Millions of smart TVs could be hijacked code buried in signals broadcast to the connected devices, security experts warn. The attack exploits loopholes in widely used technology that helps smart TVs receive tailored adverts.
Once hijacked, the TVs could be made to send messages on behalf of attackers, find other vulnerable devices in a home or launch other attacks across the net. The attack uses the Hybrid Broadcast Broadband TV (HbbTV) standard that is widely supported in smart television sets sold in Europe.
Yossef Oren and Angelos Keromytis, from the Network Security Lab, at Columbia University, told Forbes magazine they have found a way to hijack HbbTV using a cheap antenna and carefully crafted broadcast messages. For this attack you do not need an internet address…..You just need a roof and an antenna and once you are done with your attack, there’s completely no trace of you.”
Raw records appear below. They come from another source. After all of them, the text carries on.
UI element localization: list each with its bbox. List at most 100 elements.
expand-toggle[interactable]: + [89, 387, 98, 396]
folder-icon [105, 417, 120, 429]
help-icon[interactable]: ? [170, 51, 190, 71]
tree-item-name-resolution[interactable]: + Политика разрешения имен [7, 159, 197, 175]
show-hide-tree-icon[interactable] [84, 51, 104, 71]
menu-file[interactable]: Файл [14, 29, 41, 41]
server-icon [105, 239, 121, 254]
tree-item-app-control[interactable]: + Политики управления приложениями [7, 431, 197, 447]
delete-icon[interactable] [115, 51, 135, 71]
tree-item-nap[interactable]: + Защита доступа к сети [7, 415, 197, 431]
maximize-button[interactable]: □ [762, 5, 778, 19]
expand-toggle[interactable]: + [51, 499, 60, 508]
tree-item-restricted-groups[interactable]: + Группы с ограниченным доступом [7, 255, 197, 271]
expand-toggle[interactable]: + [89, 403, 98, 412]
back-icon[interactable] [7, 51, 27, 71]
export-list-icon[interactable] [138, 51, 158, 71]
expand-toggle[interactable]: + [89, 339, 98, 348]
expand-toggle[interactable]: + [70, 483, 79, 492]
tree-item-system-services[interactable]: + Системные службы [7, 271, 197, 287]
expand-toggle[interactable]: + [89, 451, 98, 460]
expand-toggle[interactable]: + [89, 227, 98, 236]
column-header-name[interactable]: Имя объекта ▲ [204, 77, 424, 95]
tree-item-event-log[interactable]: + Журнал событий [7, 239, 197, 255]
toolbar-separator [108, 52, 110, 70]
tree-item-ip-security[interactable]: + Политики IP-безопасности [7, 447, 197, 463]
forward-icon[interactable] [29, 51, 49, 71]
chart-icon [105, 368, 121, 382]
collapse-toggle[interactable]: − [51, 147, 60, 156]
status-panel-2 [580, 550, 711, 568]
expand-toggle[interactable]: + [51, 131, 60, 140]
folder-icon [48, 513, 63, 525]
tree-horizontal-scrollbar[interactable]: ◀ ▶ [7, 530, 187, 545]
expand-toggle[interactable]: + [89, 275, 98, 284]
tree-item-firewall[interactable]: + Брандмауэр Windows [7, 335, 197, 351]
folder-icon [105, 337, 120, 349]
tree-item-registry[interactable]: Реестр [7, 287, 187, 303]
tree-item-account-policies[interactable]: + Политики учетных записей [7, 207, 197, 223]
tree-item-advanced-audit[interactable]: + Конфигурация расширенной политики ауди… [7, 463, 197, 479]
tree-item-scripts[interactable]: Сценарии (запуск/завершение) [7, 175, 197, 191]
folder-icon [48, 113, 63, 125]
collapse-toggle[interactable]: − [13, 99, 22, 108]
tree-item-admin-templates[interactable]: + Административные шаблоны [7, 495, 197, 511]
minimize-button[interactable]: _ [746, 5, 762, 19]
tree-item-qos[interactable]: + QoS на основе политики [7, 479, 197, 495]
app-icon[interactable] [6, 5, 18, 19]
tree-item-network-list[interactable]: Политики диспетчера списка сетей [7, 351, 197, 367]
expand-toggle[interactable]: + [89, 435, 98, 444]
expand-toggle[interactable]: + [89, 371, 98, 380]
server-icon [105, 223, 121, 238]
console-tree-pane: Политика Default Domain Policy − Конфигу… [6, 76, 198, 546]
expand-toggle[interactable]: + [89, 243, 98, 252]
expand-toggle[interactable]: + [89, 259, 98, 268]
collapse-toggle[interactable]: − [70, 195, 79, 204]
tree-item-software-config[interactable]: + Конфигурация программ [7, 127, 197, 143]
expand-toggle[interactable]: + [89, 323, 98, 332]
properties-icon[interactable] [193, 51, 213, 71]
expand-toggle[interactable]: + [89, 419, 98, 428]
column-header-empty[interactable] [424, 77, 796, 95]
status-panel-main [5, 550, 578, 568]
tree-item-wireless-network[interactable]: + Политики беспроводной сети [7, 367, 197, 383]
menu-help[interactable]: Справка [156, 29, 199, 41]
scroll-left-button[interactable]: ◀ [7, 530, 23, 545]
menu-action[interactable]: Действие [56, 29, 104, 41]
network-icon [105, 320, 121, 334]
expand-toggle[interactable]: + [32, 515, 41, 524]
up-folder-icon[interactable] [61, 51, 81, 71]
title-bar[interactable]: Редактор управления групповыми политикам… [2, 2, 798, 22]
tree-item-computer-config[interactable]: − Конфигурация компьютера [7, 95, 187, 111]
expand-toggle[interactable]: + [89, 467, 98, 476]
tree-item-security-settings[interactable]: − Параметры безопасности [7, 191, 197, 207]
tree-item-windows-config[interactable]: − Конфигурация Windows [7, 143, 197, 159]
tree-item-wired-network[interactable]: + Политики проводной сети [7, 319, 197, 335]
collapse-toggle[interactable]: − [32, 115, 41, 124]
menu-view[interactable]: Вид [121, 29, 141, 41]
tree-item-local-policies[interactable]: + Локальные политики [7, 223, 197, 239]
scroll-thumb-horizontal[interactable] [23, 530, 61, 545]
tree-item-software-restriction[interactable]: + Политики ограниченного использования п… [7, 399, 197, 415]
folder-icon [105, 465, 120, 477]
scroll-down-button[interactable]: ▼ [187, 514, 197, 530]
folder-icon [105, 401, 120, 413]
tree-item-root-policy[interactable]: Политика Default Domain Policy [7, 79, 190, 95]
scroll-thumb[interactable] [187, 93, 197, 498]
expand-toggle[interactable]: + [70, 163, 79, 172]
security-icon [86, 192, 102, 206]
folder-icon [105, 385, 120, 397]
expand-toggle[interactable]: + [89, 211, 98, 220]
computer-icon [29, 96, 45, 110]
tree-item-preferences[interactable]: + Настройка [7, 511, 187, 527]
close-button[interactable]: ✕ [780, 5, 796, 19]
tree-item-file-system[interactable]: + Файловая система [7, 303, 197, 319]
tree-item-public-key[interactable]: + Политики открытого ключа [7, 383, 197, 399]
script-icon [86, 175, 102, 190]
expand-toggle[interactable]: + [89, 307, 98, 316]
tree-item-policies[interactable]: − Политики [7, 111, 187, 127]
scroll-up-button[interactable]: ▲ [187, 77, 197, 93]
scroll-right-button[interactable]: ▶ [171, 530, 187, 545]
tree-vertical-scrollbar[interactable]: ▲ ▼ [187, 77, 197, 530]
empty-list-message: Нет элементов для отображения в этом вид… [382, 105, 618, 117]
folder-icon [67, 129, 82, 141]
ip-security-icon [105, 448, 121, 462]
The attacker can then mimic the real user, the researchers said; if owners had logged in to Facebook via a TV app, the attack could be used to post messages on the social network on that person’s behalf.
Alternatively, wrote the researchers in a paper, the loopholes could be used to bombard a target website with data or to log spurious votes or clicks.
In areas where lots of people owned smart TVs, a $250 antenna could reach thousands of people, said Oren. A bigger antenna could extend the reach of the attack considerably, he added.
Millions of smart TVs use HbbTV across Europe, and more than 60 broadcasters in the region have signed up to use the technology.
Oren said the standards body that oversaw HbbTV had been told about the security loophole. However, he added, the body did not think the threat from the attack was serious enough to require a re-write of the technology’s security.